Postgresql – DB design advice – shortcut foreignkeys vs long queries

database-designpostgresql

I've designed quite a few databases but there's a problem I come across time and time again. The more information you want to pack into your database and the more fields and different properties you add to stuff, you end up with loads of tables that separate the objects that are semantically very closely related. Example:

Simple db schema

The events have a M2M relationship to Identification, which is e.g. an email address, a phone number etc. that identifies a Person. All events happen through an Identification. Not all Identifications have an attached Person (if nothing is known about the Person, then the Person object isn't needed) and not all Persons are Agents (but some of them are).

A commonplace query on that database would be to get all Events related to Agents for example, or get all Events for one Team. With this schema however you have to perform those queries over 4-5 tables which is both cumbersome and probably quite slow once you have rows in the range of millions (you're welcome to comment on the performance as well). On one hand if I wanted to simplify things and speed queries up, I could just connect Event directly to Agent/Team/Person via another M2M table or a Postgres FK Array, but that would be duplicating the relationships.
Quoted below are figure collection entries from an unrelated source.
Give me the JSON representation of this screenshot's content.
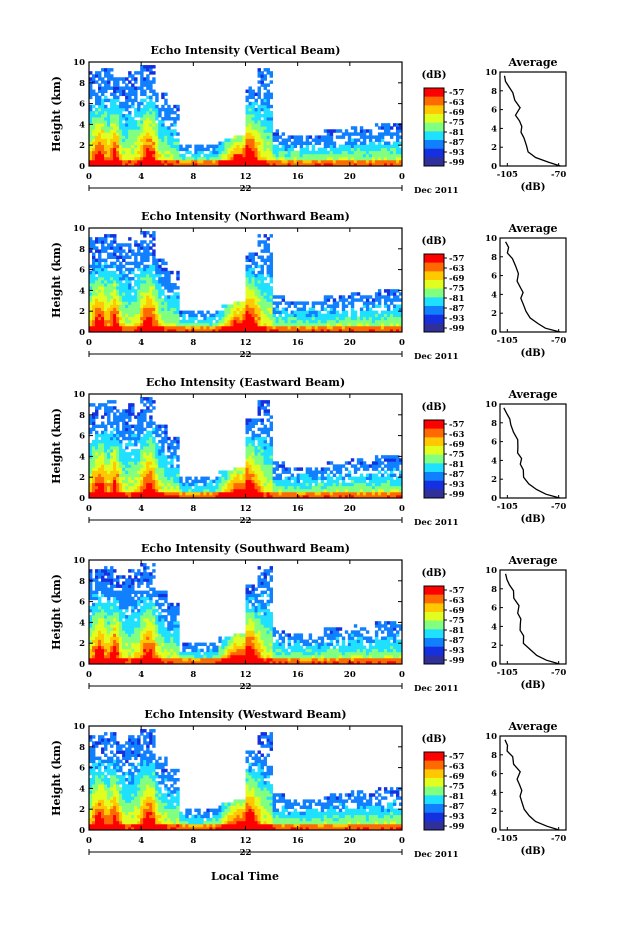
{
  "figure": {
    "xlabel_bottom": "Local Time",
    "date_label": "Dec 2011",
    "day_label": "22"
  },
  "colorbar": {
    "unit": "(dB)",
    "ticks": [
      "-57",
      "-63",
      "-69",
      "-75",
      "-81",
      "-87",
      "-93",
      "-99"
    ],
    "colors": [
      "#ff0000",
      "#ff6a00",
      "#ffc800",
      "#e0ff20",
      "#80ff80",
      "#20e0ff",
      "#1080ff",
      "#1430e0",
      "#30309a"
    ]
  },
  "chart_data": [
    {
      "type": "heatmap",
      "title": "Echo Intensity (Vertical Beam)",
      "ylabel": "Height (km)",
      "xticks": [
        "0",
        "4",
        "8",
        "12",
        "16",
        "20",
        "0"
      ],
      "yticks": [
        "0",
        "2",
        "4",
        "6",
        "8",
        "10"
      ],
      "xlim": [
        0,
        24
      ],
      "ylim": [
        0,
        10
      ],
      "echo_tops_km": [
        9,
        9.5,
        8.5,
        9,
        9.8,
        7,
        6,
        2,
        2,
        2,
        2.5,
        3,
        7.5,
        9.5,
        3.5,
        3,
        3,
        3,
        3.5,
        3.5,
        3.8,
        3.5,
        4,
        4
      ]
    },
    {
      "type": "heatmap",
      "title": "Echo Intensity (Northward Beam)",
      "ylabel": "Height (km)",
      "xticks": [
        "0",
        "4",
        "8",
        "12",
        "16",
        "20",
        "0"
      ],
      "yticks": [
        "0",
        "2",
        "4",
        "6",
        "8",
        "10"
      ],
      "xlim": [
        0,
        24
      ],
      "ylim": [
        0,
        10
      ],
      "echo_tops_km": [
        9,
        9.5,
        8.5,
        9,
        9.8,
        7,
        6,
        2,
        2,
        2,
        2.5,
        3,
        7.5,
        9.5,
        3.5,
        3,
        3,
        3,
        3.5,
        3.5,
        3.8,
        3.5,
        4,
        4
      ]
    },
    {
      "type": "heatmap",
      "title": "Echo Intensity (Eastward Beam)",
      "ylabel": "Height (km)",
      "xticks": [
        "0",
        "4",
        "8",
        "12",
        "16",
        "20",
        "0"
      ],
      "yticks": [
        "0",
        "2",
        "4",
        "6",
        "8",
        "10"
      ],
      "xlim": [
        0,
        24
      ],
      "ylim": [
        0,
        10
      ],
      "echo_tops_km": [
        9,
        9.5,
        8.5,
        9,
        9.8,
        7,
        6,
        2,
        2,
        2,
        2.5,
        3,
        7.5,
        9.5,
        3.5,
        3,
        3,
        3,
        3.5,
        3.5,
        3.8,
        3.5,
        4,
        4
      ]
    },
    {
      "type": "heatmap",
      "title": "Echo Intensity (Southward Beam)",
      "ylabel": "Height (km)",
      "xticks": [
        "0",
        "4",
        "8",
        "12",
        "16",
        "20",
        "0"
      ],
      "yticks": [
        "0",
        "2",
        "4",
        "6",
        "8",
        "10"
      ],
      "xlim": [
        0,
        24
      ],
      "ylim": [
        0,
        10
      ],
      "echo_tops_km": [
        9,
        9.5,
        8.5,
        9,
        9.8,
        7,
        6,
        2,
        2,
        2,
        2.5,
        3,
        7.5,
        9.5,
        3.5,
        3,
        3,
        3,
        3.5,
        3.5,
        3.8,
        3.5,
        4,
        4
      ]
    },
    {
      "type": "heatmap",
      "title": "Echo Intensity (Westward Beam)",
      "ylabel": "Height (km)",
      "xticks": [
        "0",
        "4",
        "8",
        "12",
        "16",
        "20",
        "0"
      ],
      "yticks": [
        "0",
        "2",
        "4",
        "6",
        "8",
        "10"
      ],
      "xlim": [
        0,
        24
      ],
      "ylim": [
        0,
        10
      ],
      "echo_tops_km": [
        9,
        9.5,
        8.5,
        9,
        9.8,
        7,
        6,
        2,
        2,
        2,
        2.5,
        3,
        7.5,
        9.5,
        3.5,
        3,
        3,
        3,
        3.5,
        3.5,
        3.8,
        3.5,
        4,
        4
      ]
    },
    {
      "type": "line",
      "title": "Average",
      "xlabel": "(dB)",
      "xticks": [
        "-105",
        "-70"
      ],
      "yticks": [
        "0",
        "2",
        "4",
        "6",
        "8",
        "10"
      ],
      "xlim": [
        -110,
        -65
      ],
      "ylim": [
        0,
        10
      ],
      "x": [
        -70,
        -78,
        -85,
        -90,
        -93,
        -94,
        -96,
        -95,
        -97,
        -99,
        -97,
        -100,
        -102,
        -104,
        -105,
        -107
      ],
      "y": [
        0,
        0.4,
        0.9,
        1.5,
        2.2,
        3.0,
        3.6,
        4.2,
        4.8,
        5.4,
        6.2,
        7.0,
        7.8,
        8.4,
        9.0,
        9.6
      ]
    }
  ]
}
1) Is there a better design pattern for this database?
2) What are the best practices when it comes to shortcut FK-s for tables that are related but through n+1 other tables?
3) Is this even a legitimate concern or am I optimizing this prematurely? Maybe this schema is fine and I'm worrying needlessly?

PS. This is a redesign of an existing database that I know will have millions of rows, so the "don't waste energy on optimizing stuff that may never be necessary" point is not valid here.

Thanks!

Best Answer

The table structure you show looks fine from a database point of view, and it should work fine for an OLTP workload. Using nested loop joins, it is no problem to fetch a few rows by joining a number of tables.

If the schema is properly normalized, data modifications will be as localized as possible, and consistency is guaranteed.

Things become different when you want to perform analytical queries. Then joining many tables really hurts. This is why for OLAP workloads, you tend to denormalize the data and put them in a star schema or a similar structure. Such a “data warehouse” also usually doesn't hold the data in detail, but pre-aggregated in a way that makes the queries fast and the database not too large.

If you want to run both short transactions and analytical queries on the same database, it is hard or impossible to create a data model that fits both. Either you are ready to suffer with your analytical queries (possibly off-loading them to a streaming replication standby), or you create a second database with an analytical schema and an ETL process that regularly updates it from the live database.